Serious systemic hypersensitivity reactions, including anaphylaxis, have been reported in the postmarketing experience with Gonal-f and Gonal-f RFF. Symptoms have included dyspnea, facial edema, pruritis, and urticaria. If an anaphylactic or other serious allergic reaction occurs, initiate appropriate therapy including supportive measures if cardiovascular instability and/or respiratory compromise occur, and discontinue further use.

5.2 Abnormal Ovarian Enlargement

In order to minimize the hazards associated with abnormal ovarian enlargement that may occur with Gonal-f RFF Redi-ject therapy, treatment should be individualized and the lowest effective dose should be used [see Dosage and Administration (2.2, 2.3)]. Use of ultrasound monitoring of ovarian response and/or measurement of serum estradiol levels is important to minimize the risk of ovarian stimulation [see Warnings and Precautions (5.11)].

If the ovaries are abnormally enlarged on the last day of Gonal-f RFF Redi-ject therapy, hCG should not be administered in order to reduce the chance of developing Ovarian Hyperstimulation Syndrome (OHSS) [see Warnings and Precautions (5.3)]. Intercourse should be prohibited in women with significant ovarian enlargement after ovulation because of the danger of hemoperitoneum resulting from rupture of ovarian cysts [see Warnings and Precautions (5.3)].

5.3 Ovarian Hyperstimulation Syndrome (OHSS)

OHSS is a medical entity distinct from uncomplicated ovarian enlargement and may progress rapidly to become a serious medical event. OHSS is characterized by a dramatic increase in vascular permeability, which can result in a rapid accumulation of fluid in the peritoneal cavity, thorax, and potentially, the pericardium. The early warning signs of development of OHSS are severe pelvic pain, nausea, vomiting, and weight gain. Abdominal pain, abdominal distension, gastrointestinal symptoms including nausea, vomiting and diarrhea, severe ovarian enlargement, weight gain, dyspnea, and oliguria have been reported with OHSS. Clinical evaluation may reveal hypovolemia, hemoconcentration, electrolyte imbalances, ascites, hemoperitoneum, pleural effusions, hydrothorax, acute pulmonary distress, and thromboembolic reactions [see Warnings and Precautions (5.4)]. Transient liver function test abnormalities suggestive of hepatic dysfunction with or without morphologic changes on liver biopsy, have been reported in association with OHSS.
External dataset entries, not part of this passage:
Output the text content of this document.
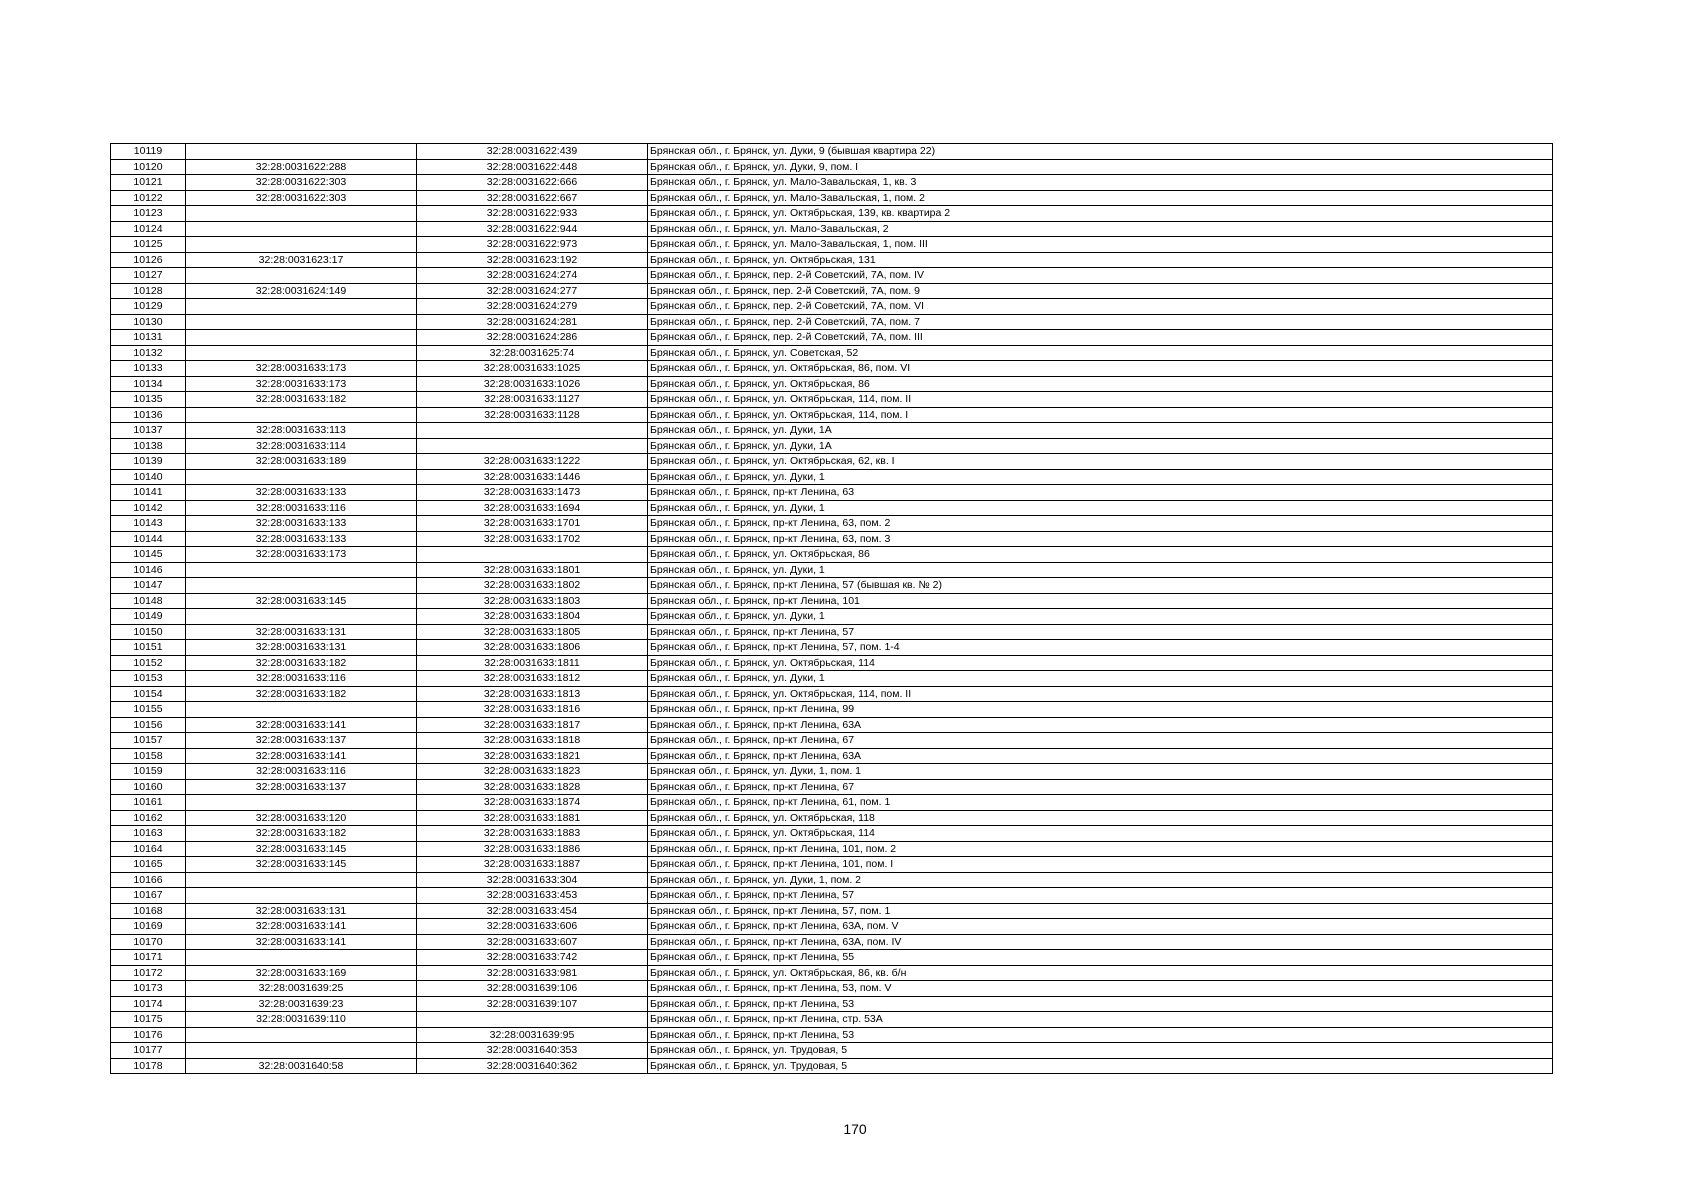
10119		32:28:0031622:439	Брянская обл., г. Брянск, ул. Дуки, 9 (бывшая квартира 22)
10120	32:28:0031622:288	32:28:0031622:448	Брянская обл., г. Брянск, ул. Дуки, 9, пом. I
10121	32:28:0031622:303	32:28:0031622:666	Брянская обл., г. Брянск, ул. Мало-Завальская, 1, кв. 3
10122	32:28:0031622:303	32:28:0031622:667	Брянская обл., г. Брянск, ул. Мало-Завальская, 1, пом. 2
10123		32:28:0031622:933	Брянская обл., г. Брянск, ул. Октябрьская, 139, кв. квартира 2
10124		32:28:0031622:944	Брянская обл., г. Брянск, ул. Мало-Завальская, 2
10125		32:28:0031622:973	Брянская обл., г. Брянск, ул. Мало-Завальская, 1, пом. III
10126	32:28:0031623:17	32:28:0031623:192	Брянская обл., г. Брянск, ул. Октябрьская, 131
10127		32:28:0031624:274	Брянская обл., г. Брянск, пер. 2-й Советский, 7А, пом. IV
10128	32:28:0031624:149	32:28:0031624:277	Брянская обл., г. Брянск, пер. 2-й Советский, 7А, пом. 9
10129		32:28:0031624:279	Брянская обл., г. Брянск, пер. 2-й Советский, 7А, пом. VI
10130		32:28:0031624:281	Брянская обл., г. Брянск, пер. 2-й Советский, 7А, пом. 7
10131		32:28:0031624:286	Брянская обл., г. Брянск, пер. 2-й Советский, 7А, пом. III
10132		32:28:0031625:74	Брянская обл., г. Брянск, ул. Советская, 52
10133	32:28:0031633:173	32:28:0031633:1025	Брянская обл., г. Брянск, ул. Октябрьская, 86, пом. VI
10134	32:28:0031633:173	32:28:0031633:1026	Брянская обл., г. Брянск, ул. Октябрьская, 86
10135	32:28:0031633:182	32:28:0031633:1127	Брянская обл., г. Брянск, ул. Октябрьская, 114, пом. II
10136		32:28:0031633:1128	Брянская обл., г. Брянск, ул. Октябрьская, 114, пом. I
10137	32:28:0031633:113		Брянская обл., г. Брянск, ул. Дуки, 1А
10138	32:28:0031633:114		Брянская обл., г. Брянск, ул. Дуки, 1А
10139	32:28:0031633:189	32:28:0031633:1222	Брянская обл., г. Брянск, ул. Октябрьская, 62, кв. I
10140		32:28:0031633:1446	Брянская обл., г. Брянск, ул. Дуки, 1
10141	32:28:0031633:133	32:28:0031633:1473	Брянская обл., г. Брянск, пр-кт Ленина, 63
10142	32:28:0031633:116	32:28:0031633:1694	Брянская обл., г. Брянск, ул. Дуки, 1
10143	32:28:0031633:133	32:28:0031633:1701	Брянская обл., г. Брянск, пр-кт Ленина, 63, пом. 2
10144	32:28:0031633:133	32:28:0031633:1702	Брянская обл., г. Брянск, пр-кт Ленина, 63, пом. 3
10145	32:28:0031633:173		Брянская обл., г. Брянск, ул. Октябрьская, 86
10146		32:28:0031633:1801	Брянская обл., г. Брянск, ул. Дуки, 1
10147		32:28:0031633:1802	Брянская обл., г. Брянск, пр-кт Ленина, 57 (бывшая кв. № 2)
10148	32:28:0031633:145	32:28:0031633:1803	Брянская обл., г. Брянск, пр-кт Ленина, 101
10149		32:28:0031633:1804	Брянская обл., г. Брянск, ул. Дуки, 1
10150	32:28:0031633:131	32:28:0031633:1805	Брянская обл., г. Брянск, пр-кт Ленина, 57
10151	32:28:0031633:131	32:28:0031633:1806	Брянская обл., г. Брянск, пр-кт Ленина, 57, пом. 1-4
10152	32:28:0031633:182	32:28:0031633:1811	Брянская обл., г. Брянск, ул. Октябрьская, 114
10153	32:28:0031633:116	32:28:0031633:1812	Брянская обл., г. Брянск, ул. Дуки, 1
10154	32:28:0031633:182	32:28:0031633:1813	Брянская обл., г. Брянск, ул. Октябрьская, 114, пом. II
10155		32:28:0031633:1816	Брянская обл., г. Брянск, пр-кт Ленина, 99
10156	32:28:0031633:141	32:28:0031633:1817	Брянская обл., г. Брянск, пр-кт Ленина, 63А
10157	32:28:0031633:137	32:28:0031633:1818	Брянская обл., г. Брянск, пр-кт Ленина, 67
10158	32:28:0031633:141	32:28:0031633:1821	Брянская обл., г. Брянск, пр-кт Ленина, 63А
10159	32:28:0031633:116	32:28:0031633:1823	Брянская обл., г. Брянск, ул. Дуки, 1, пом. 1
10160	32:28:0031633:137	32:28:0031633:1828	Брянская обл., г. Брянск, пр-кт Ленина, 67
10161		32:28:0031633:1874	Брянская обл., г. Брянск, пр-кт Ленина, 61, пом. 1
10162	32:28:0031633:120	32:28:0031633:1881	Брянская обл., г. Брянск, ул. Октябрьская, 118
10163	32:28:0031633:182	32:28:0031633:1883	Брянская обл., г. Брянск, ул. Октябрьская, 114
10164	32:28:0031633:145	32:28:0031633:1886	Брянская обл., г. Брянск, пр-кт Ленина, 101, пом. 2
10165	32:28:0031633:145	32:28:0031633:1887	Брянская обл., г. Брянск, пр-кт Ленина, 101, пом. I
10166		32:28:0031633:304	Брянская обл., г. Брянск, ул. Дуки, 1, пом. 2
10167		32:28:0031633:453	Брянская обл., г. Брянск, пр-кт Ленина, 57
10168	32:28:0031633:131	32:28:0031633:454	Брянская обл., г. Брянск, пр-кт Ленина, 57, пом. 1
10169	32:28:0031633:141	32:28:0031633:606	Брянская обл., г. Брянск, пр-кт Ленина, 63А, пом. V
10170	32:28:0031633:141	32:28:0031633:607	Брянская обл., г. Брянск, пр-кт Ленина, 63А, пом. IV
10171		32:28:0031633:742	Брянская обл., г. Брянск, пр-кт Ленина, 55
10172	32:28:0031633:169	32:28:0031633:981	Брянская обл., г. Брянск, ул. Октябрьская, 86, кв. б/н
10173	32:28:0031639:25	32:28:0031639:106	Брянская обл., г. Брянск, пр-кт Ленина, 53, пом. V
10174	32:28:0031639:23	32:28:0031639:107	Брянская обл., г. Брянск, пр-кт Ленина, 53
10175	32:28:0031639:110		Брянская обл., г. Брянск, пр-кт Ленина, стр. 53А
10176		32:28:0031639:95	Брянская обл., г. Брянск, пр-кт Ленина, 53
10177		32:28:0031640:353	Брянская обл., г. Брянск, ул. Трудовая, 5
10178	32:28:0031640:58	32:28:0031640:362	Брянская обл., г. Брянск, ул. Трудовая, 5
170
OHSS occurs after gonadotropin treatment has been discontinued and it can develop rapidly, reaching its maximum about seven to ten days following treatment. Usually, OHSS resolves spontaneously with the onset of menses. If there is evidence that OHSS may be developing prior to hCG administration [see Warnings and Precautions (5.2)], the hCG must be withheld. Cases of OHSS are more common, more severe, and more protracted if pregnancy occurs; therefore, women should be assessed for the development of OHSS for at least two weeks after hCG administration.
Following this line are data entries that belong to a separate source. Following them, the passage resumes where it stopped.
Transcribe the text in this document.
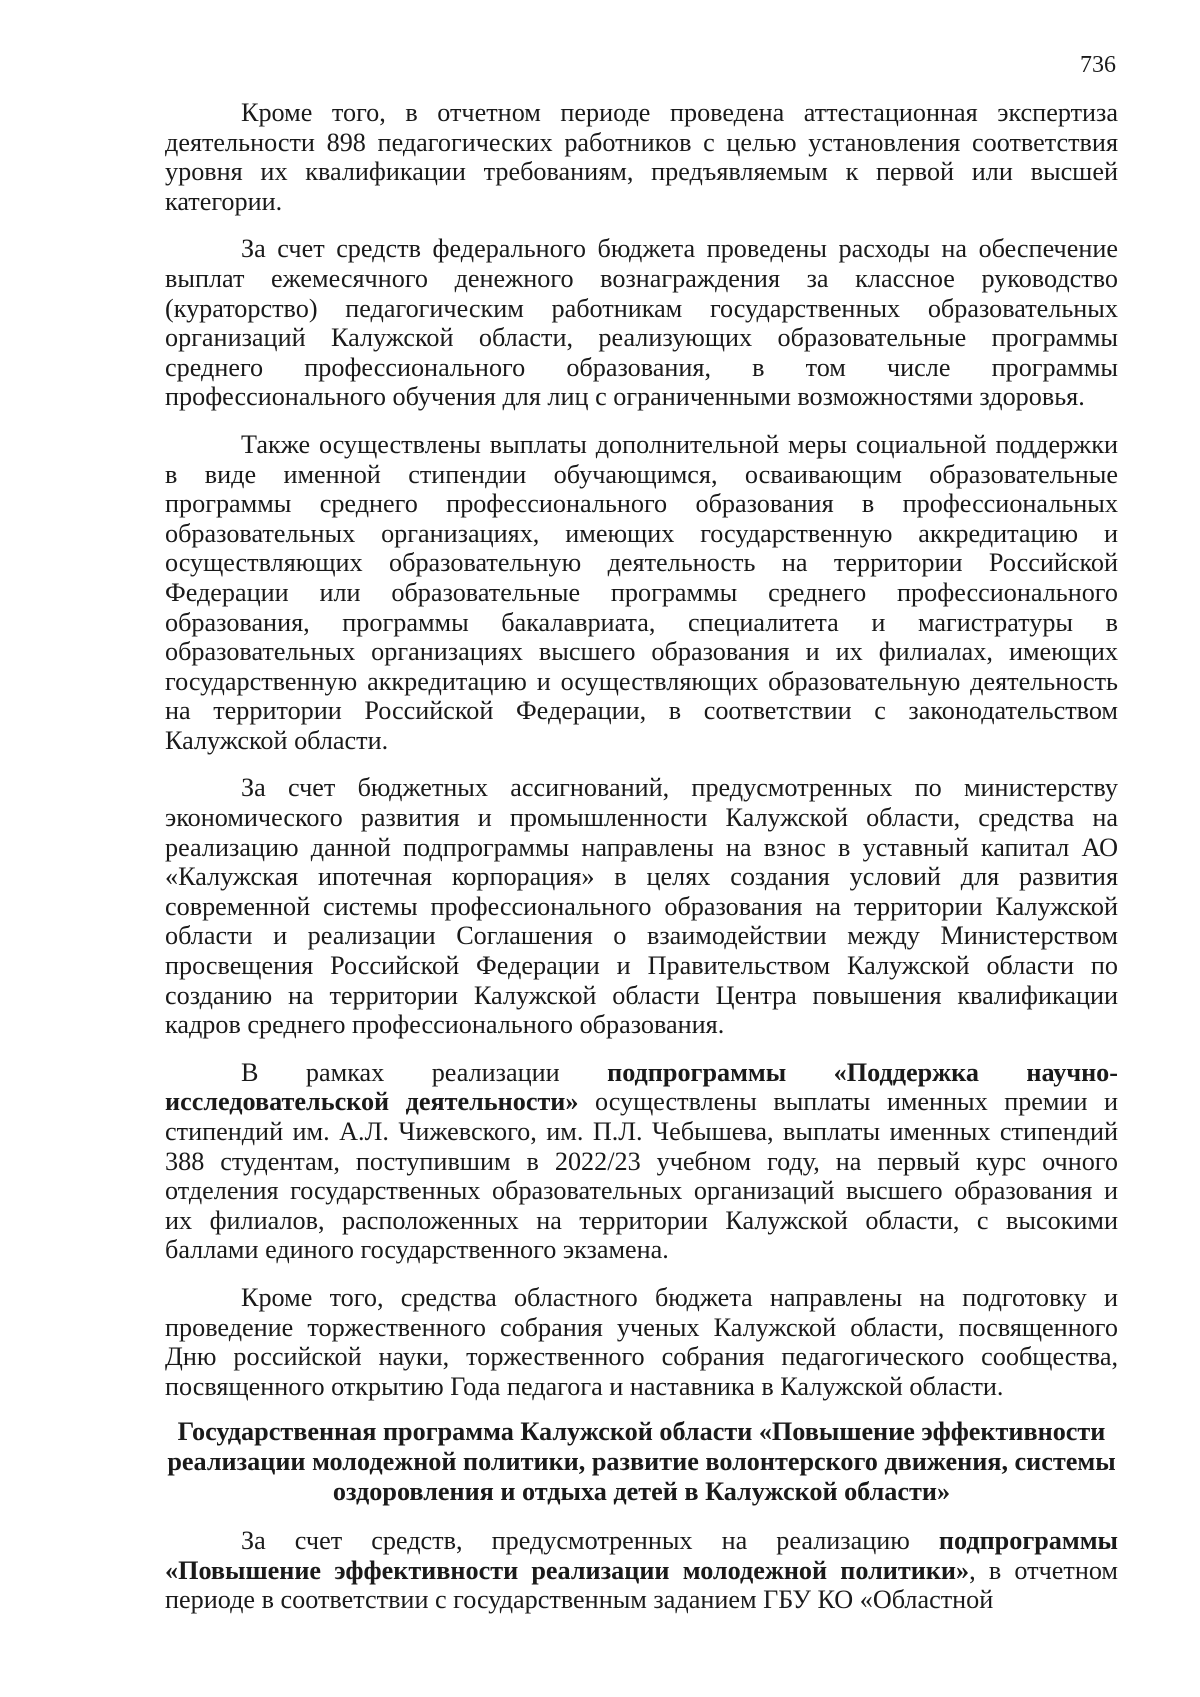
736

Кроме того, в отчетном периоде проведена аттестационная экспертиза деятельности 898 педагогических работников с целью установления соответствия уровня их квалификации требованиям, предъявляемым к первой или высшей категории.

За счет средств федерального бюджета проведены расходы на обеспечение выплат ежемесячного денежного вознаграждения за классное руководство (кураторство) педагогическим работникам государственных образовательных организаций Калужской области, реализующих образовательные программы среднего профессионального образования, в том числе программы профессионального обучения для лиц с ограниченными возможностями здоровья.

Также осуществлены выплаты дополнительной меры социальной поддержки в виде именной стипендии обучающимся, осваивающим образовательные программы среднего профессионального образования в профессиональных образовательных организациях, имеющих государственную аккредитацию и осуществляющих образовательную деятельность на территории Российской Федерации или образовательные программы среднего профессионального образования, программы бакалавриата, специалитета и магистратуры в образовательных организациях высшего образования и их филиалах, имеющих государственную аккредитацию и осуществляющих образовательную деятельность на территории Российской Федерации, в соответствии с законодательством Калужской области.

За счет бюджетных ассигнований, предусмотренных по министерству экономического развития и промышленности Калужской области, средства на реализацию данной подпрограммы направлены на взнос в уставный капитал АО «Калужская ипотечная корпорация» в целях создания условий для развития современной системы профессионального образования на территории Калужской области и реализации Соглашения о взаимодействии между Министерством просвещения Российской Федерации и Правительством Калужской области по созданию на территории Калужской области Центра повышения квалификации кадров среднего профессионального образования.

В рамках реализации подпрограммы «Поддержка научно-исследовательской деятельности» осуществлены выплаты именных премии и стипендий им. А.Л. Чижевского, им. П.Л. Чебышева, выплаты именных стипендий 388 студентам, поступившим в 2022/23 учебном году, на первый курс очного отделения государственных образовательных организаций высшего образования и их филиалов, расположенных на территории Калужской области, с высокими баллами единого государственного экзамена.

Кроме того, средства областного бюджета направлены на подготовку и проведение торжественного собрания ученых Калужской области, посвященного Дню российской науки, торжественного собрания педагогического сообщества, посвященного открытию Года педагога и наставника в Калужской области.

Государственная программа Калужской области «Повышение эффективности реализации молодежной политики, развитие волонтерского движения, системы оздоровления и отдыха детей в Калужской области»

За счет средств, предусмотренных на реализацию подпрограммы «Повышение эффективности реализации молодежной политики», в отчетном периоде в соответствии с государственным заданием ГБУ КО «Областной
If serious OHSS occurs, gonadotropins, including hCG, should be stopped and consideration should be given as to whether the woman needs to be hospitalized. Treatment is primarily symptomatic and overall should consist of bed rest, fluid and electrolyte management, and analgesics (if needed). Because the use of diuretics can accentuate the diminished intravascular volume, diuretics should be avoided except in the late phase of resolution as described below. The management of OHSS may be divided into three phases as follows:

• Acute Phase:
  Management should be directed at preventing hemoconcentration due to loss of intravascular volume to the third space and minimizing the risk of thromboembolic phenomena and kidney damage. Fluid intake and output, weight, hematocrit, serum and urinary electrolytes, urine specific gravity, BUN and creatinine, total proteins with albumin: globulin ratio, coagulation studies, electrocardiogram to monitor for hyperkalemia, and abdominal girth should be thoroughly assessed daily or more often based on the clinical need. Treatment, consisting of limited intravenous fluids, electrolytes, human serum albumin, is intended to normalize electrolytes while maintaining an acceptable but somewhat reduced intravascular volume. Full correction of the intravascular volume deficit may lead to an unacceptable increase in the amount of third space fluid accumulation.
• Chronic Phase:
  After the acute phase is successfully managed as above, excessive fluid accumulation in the third space should be limited by instituting severe potassium, sodium, and fluid restriction.
• Resolution Phase:
  As third space fluid returns to the intravascular compartment, a fall in hematocrit and increasing urinary output are observed in the absence of any increase in intake. Peripheral and/or pulmonary edema may result if the kidneys are unable to excrete third space fluid as rapidly as it is mobilized. Diuretics may be indicated during the resolution phase, if necessary, to combat pulmonary edema.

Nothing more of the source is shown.